Jehovah's Witnesses Do Vote In Ghana

by Aaron Eldridge 26 Replies latest watchtower beliefs

  • Phizzy
    Phizzy

    In some lands you have to vote by Law. In that case the JW's are expected to spoil their ballot paper, but of course no one would know if you actually voted.

    I think they like to maintain the fiction that it is a mattter of choice, but if you let it be known you had voted, and, heaven forfend, started to promote political ideas, you would not feel the ground with your feet as they ejected you !

  • james_woods
    james_woods

    Maybe in this one nation, they realized that the Bible has absolutely NOTHING to say about this issue.

    Ironic, isn't it - that the Governing Body decides the ultimate decisions for all JWs worldwide: (wait for it) -

    BY VOTING.

  • Ding
    Ding

    Theocratic war strategy...

  • yadda yadda 2
    yadda yadda 2

    So in countries like Ghana, where it is apparently not obligatory to vote (?), JW's can go to a polling station and pretend to vote but fudge the voting card or drop a blank card in so they have not actually voted? Is that the official policy?

    So in the typical western liberal democracy I live in, what would happen if some elders saw a member of the congregation walking into a polling station on voting day while they were out witnessing? If they told the elders that they didn't actually vote, just put an unmarked card in the box, what would happen to them?

    Is this policy basically an admission by the Society that they never want to see another Malawi situation and so have compromised, softened their stance? That is not a bad thing.

    What if in Ghana JW's had to carry one-party political cards? In Malawi in the 1970's why couldn't the Society have done something similar, saying "We do not tell JW's in Malawi whether they should carry the one party card or not, it is up to each of them to conscientiously make their own informed decision." Imagine how many lives and how much suffering could have been prevented.

  • NOLAW
    NOLAW

    Voting is an individual affair says and that the movement has never prevented any of its members from exercising his or her franchise.

    Oh yes you can vote but not any political party.
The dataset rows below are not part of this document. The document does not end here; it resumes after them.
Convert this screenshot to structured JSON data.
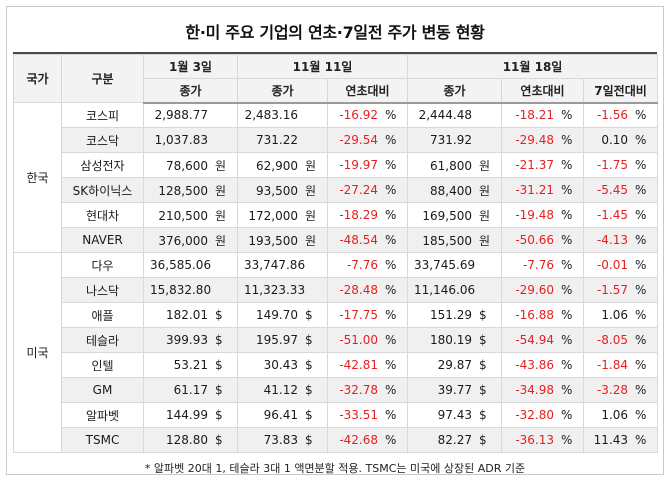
{
  "title": "한·미 주요 기업의 연초·7일전 주가 변동 현황",
  "footnote": "* 알파벳 20대 1, 테슬라 3대 1 액면분할 적용. TSMC는 미국에 상장된 ADR 기준",
  "colors": {
    "negative": "#e62020",
    "positive": "#1a1a1a"
  },
  "header": {
    "country": "국가",
    "category": "구분",
    "date1": "1월 3일",
    "date2": "11월 11일",
    "date3": "11월 18일",
    "close": "종가",
    "vs_year_start": "연초대비",
    "vs_7days_ago": "7일전대비",
    "percent_sign": "%"
  },
  "chart_data": {
    "type": "table",
    "title": "한·미 주요 기업의 연초·7일전 주가 변동 현황",
    "columns": [
      "국가",
      "구분",
      "1월 3일 종가",
      "11월 11일 종가",
      "11월 11일 연초대비(%)",
      "11월 18일 종가",
      "11월 18일 연초대비(%)",
      "11월 18일 7일전대비(%)"
    ],
    "groups": [
      {
        "country": "한국",
        "rows": [
          {
            "name": "코스피",
            "unit": "",
            "p1": "2,988.77",
            "p2": "2,483.16",
            "ytd2": "-16.92",
            "p3": "2,444.48",
            "ytd3": "-18.21",
            "d7": "-1.56"
          },
          {
            "name": "코스닥",
            "unit": "",
            "p1": "1,037.83",
            "p2": "731.22",
            "ytd2": "-29.54",
            "p3": "731.92",
            "ytd3": "-29.48",
            "d7": "0.10"
          },
          {
            "name": "삼성전자",
            "unit": "원",
            "p1": "78,600",
            "p2": "62,900",
            "ytd2": "-19.97",
            "p3": "61,800",
            "ytd3": "-21.37",
            "d7": "-1.75"
          },
          {
            "name": "SK하이닉스",
            "unit": "원",
            "p1": "128,500",
            "p2": "93,500",
            "ytd2": "-27.24",
            "p3": "88,400",
            "ytd3": "-31.21",
            "d7": "-5.45"
          },
          {
            "name": "현대차",
            "unit": "원",
            "p1": "210,500",
            "p2": "172,000",
            "ytd2": "-18.29",
            "p3": "169,500",
            "ytd3": "-19.48",
            "d7": "-1.45"
          },
          {
            "name": "NAVER",
            "unit": "원",
            "p1": "376,000",
            "p2": "193,500",
            "ytd2": "-48.54",
            "p3": "185,500",
            "ytd3": "-50.66",
            "d7": "-4.13"
          }
        ]
      },
      {
        "country": "미국",
        "rows": [
          {
            "name": "다우",
            "unit": "",
            "p1": "36,585.06",
            "p2": "33,747.86",
            "ytd2": "-7.76",
            "p3": "33,745.69",
            "ytd3": "-7.76",
            "d7": "-0.01"
          },
          {
            "name": "나스닥",
            "unit": "",
            "p1": "15,832.80",
            "p2": "11,323.33",
            "ytd2": "-28.48",
            "p3": "11,146.06",
            "ytd3": "-29.60",
            "d7": "-1.57"
          },
          {
            "name": "애플",
            "unit": "$",
            "p1": "182.01",
            "p2": "149.70",
            "ytd2": "-17.75",
            "p3": "151.29",
            "ytd3": "-16.88",
            "d7": "1.06"
          },
          {
            "name": "테슬라",
            "unit": "$",
            "p1": "399.93",
            "p2": "195.97",
            "ytd2": "-51.00",
            "p3": "180.19",
            "ytd3": "-54.94",
            "d7": "-8.05"
          },
          {
            "name": "인텔",
            "unit": "$",
            "p1": "53.21",
            "p2": "30.43",
            "ytd2": "-42.81",
            "p3": "29.87",
            "ytd3": "-43.86",
            "d7": "-1.84"
          },
          {
            "name": "GM",
            "unit": "$",
            "p1": "61.17",
            "p2": "41.12",
            "ytd2": "-32.78",
            "p3": "39.77",
            "ytd3": "-34.98",
            "d7": "-3.28"
          },
          {
            "name": "알파벳",
            "unit": "$",
            "p1": "144.99",
            "p2": "96.41",
            "ytd2": "-33.51",
            "p3": "97.43",
            "ytd3": "-32.80",
            "d7": "1.06"
          },
          {
            "name": "TSMC",
            "unit": "$",
            "p1": "128.80",
            "p2": "73.83",
            "ytd2": "-42.68",
            "p3": "82.27",
            "ytd3": "-36.13",
            "d7": "11.43"
          }
        ]
      }
    ]
  }
}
You have to cast a blank vote.

    And dudes that's the best benefit I gained from being a JW. I have never voted and I am not going to vote for any b***.

    NOLAW

  • Broken Promises
    Broken Promises

    I live in a country where you are REQUIRED to vote - you will get fined if you don't.
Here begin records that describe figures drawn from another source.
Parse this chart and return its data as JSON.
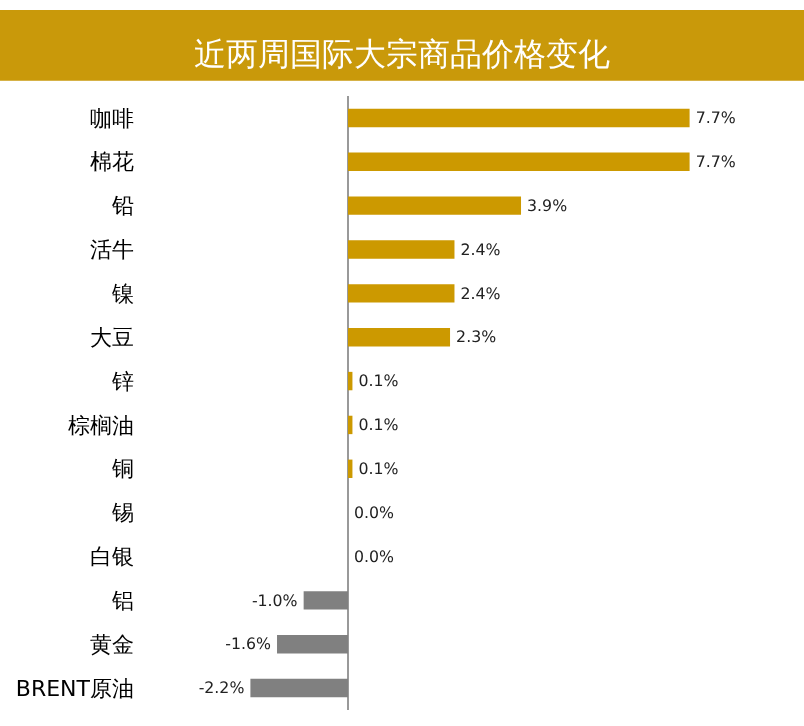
{
  "chart_data": {
    "type": "bar",
    "orientation": "horizontal",
    "title": "近两周国际大宗商品价格变化",
    "categories": [
      "咖啡",
      "棉花",
      "铅",
      "活牛",
      "镍",
      "大豆",
      "锌",
      "棕榈油",
      "铜",
      "锡",
      "白银",
      "铝",
      "黄金",
      "BRENT原油"
    ],
    "values": [
      7.7,
      7.7,
      3.9,
      2.4,
      2.4,
      2.3,
      0.1,
      0.1,
      0.1,
      0.0,
      0.0,
      -1.0,
      -1.6,
      -2.2
    ],
    "value_labels": [
      "7.7%",
      "7.7%",
      "3.9%",
      "2.4%",
      "2.4%",
      "2.3%",
      "0.1%",
      "0.1%",
      "0.1%",
      "0.0%",
      "0.0%",
      "-1.0%",
      "-1.6%",
      "-2.2%"
    ],
    "colors": [
      "#cc9900",
      "#cc9900",
      "#cc9900",
      "#cc9900",
      "#cc9900",
      "#cc9900",
      "#cc9900",
      "#cc9900",
      "#cc9900",
      "#cc9900",
      "#cc9900",
      "#808080",
      "#808080",
      "#808080"
    ],
    "legend": false
  }
}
    JWs DO NOT go to the voting booths - they stay away from them so it doesn't look like you're involved in the voting process. "No part of the world" and all that.

    However, when you get your "please explain" letter from the govt for not voting, the JWs simply state that it's against their religious conscience to vote and they don't get fined.

    Speaking from experience.

  • blondie
    blondie

    *** w99 11/1 p. 29 Questions From Readers ***

    In view of the Scriptural principles outlined above, in many lands Jehovah’s Witnesses make a personal decision not to vote in political elections, and their freedom to make that decision is supported by the law of the land. What, though, if the law requires citizens to vote? In such a case, each Witness is responsible to make a conscientious, Bible-based decision about how to handle the situation. If someone decides to go to the polling booth, that is his decision. What he does in the polling booth is between him and his Creator.

    The November 15, 1950, issue of The Watchtower, on pages 445 and 446, said: “Where Caesar makes it compulsory for citizens to vote . . . [Witnesses] can go to the polls and enter the voting booths. It is here that they are called upon to mark the ballot or write in what they stand for. The voters do what they will with their ballots. So here in the presence of God is where his witnesses must act in harmony with his commandments and in accordance with their faith. It is not our responsibility to instruct them what to do with the ballot.”

  • Aussie Oz
    Aussie Oz

    I never knew JWs could vote. I think the 1999 article make it pretty clear they can.

    Oz

  • Broken Promises
    Broken Promises

    That's what the 1950 WT might have said, but I'm saying from experience as an Aussie non-voter that we were told NOT to go to the voting booths. The reason being that if we were seen there, it would be assumed that we WERE voting for a government other than Jehovah's.

  • Aussie Oz
    Aussie Oz

    Oh yes, i know the unofficial stand!

    But had i known for example that i could if i chose to, i could have also defended such action to the elders or anyone else that questioned it or 'stumbled' over seeing me walk into a polling station...

    two faced double tongued whackjob religion...its own members have no freekin' idea what they can and cant do half the time!